Ah, esse voo tem uma pitadinha de emoção quase na chegada, quando se sobrevoa a Cordilheira dos Andes bem de pertinho. E como fomos no inverno, estava com os picos bem nevados. Já sobrevoei outras vezes as cordilheiras (Chile e Argentina), mas essa vez na Bolívia foi a que o avião chegou mais pertinho, quase deu medo. Muito emocionante.

Outra percepção que se tem já de cima é que o inverno é muito seco e que a geografia da Bolívia é um tanto curiosa, com longas planicies e também cidades em meio as montanhas (assim como La Paz).

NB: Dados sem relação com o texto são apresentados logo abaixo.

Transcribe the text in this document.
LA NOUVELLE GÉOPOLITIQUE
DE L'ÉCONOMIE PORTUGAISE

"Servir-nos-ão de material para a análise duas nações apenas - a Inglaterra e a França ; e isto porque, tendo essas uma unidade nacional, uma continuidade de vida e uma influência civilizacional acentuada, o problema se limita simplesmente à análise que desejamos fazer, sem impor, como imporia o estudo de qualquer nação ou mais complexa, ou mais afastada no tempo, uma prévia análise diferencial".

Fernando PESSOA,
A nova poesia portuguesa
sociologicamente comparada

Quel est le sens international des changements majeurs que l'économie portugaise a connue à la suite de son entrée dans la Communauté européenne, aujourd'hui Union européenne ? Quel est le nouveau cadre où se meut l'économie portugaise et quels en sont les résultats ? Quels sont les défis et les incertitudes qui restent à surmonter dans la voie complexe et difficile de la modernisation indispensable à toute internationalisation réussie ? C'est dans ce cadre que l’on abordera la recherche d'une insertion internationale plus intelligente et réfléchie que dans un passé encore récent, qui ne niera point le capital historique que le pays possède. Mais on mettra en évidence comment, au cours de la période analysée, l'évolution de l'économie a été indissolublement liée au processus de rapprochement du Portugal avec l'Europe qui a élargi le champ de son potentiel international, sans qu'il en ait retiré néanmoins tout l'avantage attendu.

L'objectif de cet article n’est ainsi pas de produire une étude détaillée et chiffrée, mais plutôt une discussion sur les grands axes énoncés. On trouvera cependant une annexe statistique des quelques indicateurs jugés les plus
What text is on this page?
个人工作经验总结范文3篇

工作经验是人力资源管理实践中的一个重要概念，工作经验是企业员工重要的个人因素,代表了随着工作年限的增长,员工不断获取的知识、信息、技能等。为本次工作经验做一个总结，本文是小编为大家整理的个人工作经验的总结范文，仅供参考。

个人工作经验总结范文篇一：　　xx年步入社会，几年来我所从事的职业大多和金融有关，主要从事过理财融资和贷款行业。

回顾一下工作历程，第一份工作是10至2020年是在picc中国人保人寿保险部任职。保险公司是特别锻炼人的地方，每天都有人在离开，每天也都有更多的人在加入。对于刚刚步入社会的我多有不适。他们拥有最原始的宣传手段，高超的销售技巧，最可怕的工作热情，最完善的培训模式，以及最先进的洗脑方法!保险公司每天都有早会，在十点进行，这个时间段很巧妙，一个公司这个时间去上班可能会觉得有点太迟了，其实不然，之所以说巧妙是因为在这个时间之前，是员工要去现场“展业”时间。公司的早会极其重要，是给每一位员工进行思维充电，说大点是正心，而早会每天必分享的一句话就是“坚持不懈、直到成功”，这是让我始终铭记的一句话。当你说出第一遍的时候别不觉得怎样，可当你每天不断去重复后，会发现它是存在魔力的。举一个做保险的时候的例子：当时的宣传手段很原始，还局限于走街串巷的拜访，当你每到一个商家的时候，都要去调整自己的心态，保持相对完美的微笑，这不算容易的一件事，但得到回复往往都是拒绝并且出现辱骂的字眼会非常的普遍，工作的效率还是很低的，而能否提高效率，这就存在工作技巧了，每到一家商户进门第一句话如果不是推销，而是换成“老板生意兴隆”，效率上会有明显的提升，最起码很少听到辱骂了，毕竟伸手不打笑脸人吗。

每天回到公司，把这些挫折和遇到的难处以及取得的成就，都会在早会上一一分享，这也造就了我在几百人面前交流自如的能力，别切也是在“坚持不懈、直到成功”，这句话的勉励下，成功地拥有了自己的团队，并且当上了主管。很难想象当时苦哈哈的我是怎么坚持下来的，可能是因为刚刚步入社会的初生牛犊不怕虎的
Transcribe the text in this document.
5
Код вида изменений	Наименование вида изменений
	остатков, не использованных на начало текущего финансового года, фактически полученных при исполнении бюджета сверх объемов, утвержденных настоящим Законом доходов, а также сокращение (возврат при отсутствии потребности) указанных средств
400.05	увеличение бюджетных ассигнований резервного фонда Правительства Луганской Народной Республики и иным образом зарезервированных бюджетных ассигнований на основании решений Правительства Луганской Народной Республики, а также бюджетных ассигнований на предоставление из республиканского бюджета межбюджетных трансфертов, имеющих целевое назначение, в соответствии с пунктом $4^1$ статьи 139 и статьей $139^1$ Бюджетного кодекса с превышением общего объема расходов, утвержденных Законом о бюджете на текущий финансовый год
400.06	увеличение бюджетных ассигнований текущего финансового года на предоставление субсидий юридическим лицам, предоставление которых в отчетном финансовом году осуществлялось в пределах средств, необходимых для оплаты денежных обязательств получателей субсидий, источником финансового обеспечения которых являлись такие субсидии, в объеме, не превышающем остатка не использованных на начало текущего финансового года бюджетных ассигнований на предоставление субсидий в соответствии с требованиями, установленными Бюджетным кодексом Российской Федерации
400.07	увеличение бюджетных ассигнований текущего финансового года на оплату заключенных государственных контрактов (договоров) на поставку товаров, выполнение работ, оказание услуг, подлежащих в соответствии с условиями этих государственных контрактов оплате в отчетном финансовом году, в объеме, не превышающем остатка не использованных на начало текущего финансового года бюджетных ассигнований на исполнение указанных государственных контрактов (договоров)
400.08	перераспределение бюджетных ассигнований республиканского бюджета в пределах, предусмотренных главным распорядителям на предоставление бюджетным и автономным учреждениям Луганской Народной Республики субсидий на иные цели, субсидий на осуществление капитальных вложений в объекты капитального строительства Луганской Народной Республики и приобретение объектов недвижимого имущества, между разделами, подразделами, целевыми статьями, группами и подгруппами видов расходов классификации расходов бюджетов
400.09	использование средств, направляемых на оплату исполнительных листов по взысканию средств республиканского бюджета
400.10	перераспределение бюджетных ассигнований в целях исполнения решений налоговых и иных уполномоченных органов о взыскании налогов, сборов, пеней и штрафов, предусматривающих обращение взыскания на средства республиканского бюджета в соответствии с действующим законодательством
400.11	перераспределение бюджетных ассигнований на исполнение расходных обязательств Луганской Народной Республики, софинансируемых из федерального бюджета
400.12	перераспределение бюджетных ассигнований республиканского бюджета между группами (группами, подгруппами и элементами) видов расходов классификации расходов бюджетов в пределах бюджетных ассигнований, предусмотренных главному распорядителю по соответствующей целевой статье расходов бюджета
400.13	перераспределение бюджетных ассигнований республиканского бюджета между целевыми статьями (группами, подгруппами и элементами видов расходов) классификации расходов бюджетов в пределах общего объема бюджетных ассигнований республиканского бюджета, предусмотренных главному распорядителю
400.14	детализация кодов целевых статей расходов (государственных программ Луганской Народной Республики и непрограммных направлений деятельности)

Falando em geografia, La Paz é uma das cidades mais altas do mundo, sua altitude altrapassa os 3600 metros e chega a 5395 metros em locais próximos onde fizemos alguns passeios. E como não somos de ferro, essa diferença de altitude para nós Brasileiros costuma dar um certo mal estar. Eu pensava ser frescura o tal mal da montanha mas tive falta de ar, dor de cabeça e taquicardia até durante o sono.

Para evitar estes problemas, indico o “Respire melhor” (se compra em farmácias e serve para “dilatar” o nariz) para usar principalmente a noite. É bom já levar do Brasil, pois na Bolívia eu não encontrei e em Cusco estava a preço de ouro.

Outra coisa que me ajudou foi a “água de florida de Murray y Lanman”, pena que descobri tarde, quando já estava no Peru, subindo a montanha para chegar ao lago Huamantay, oferecido pelo nosso guia. Trata-se de um composto de ervas que serve para inalar e assim “abrir” a respiração; ajudou muito.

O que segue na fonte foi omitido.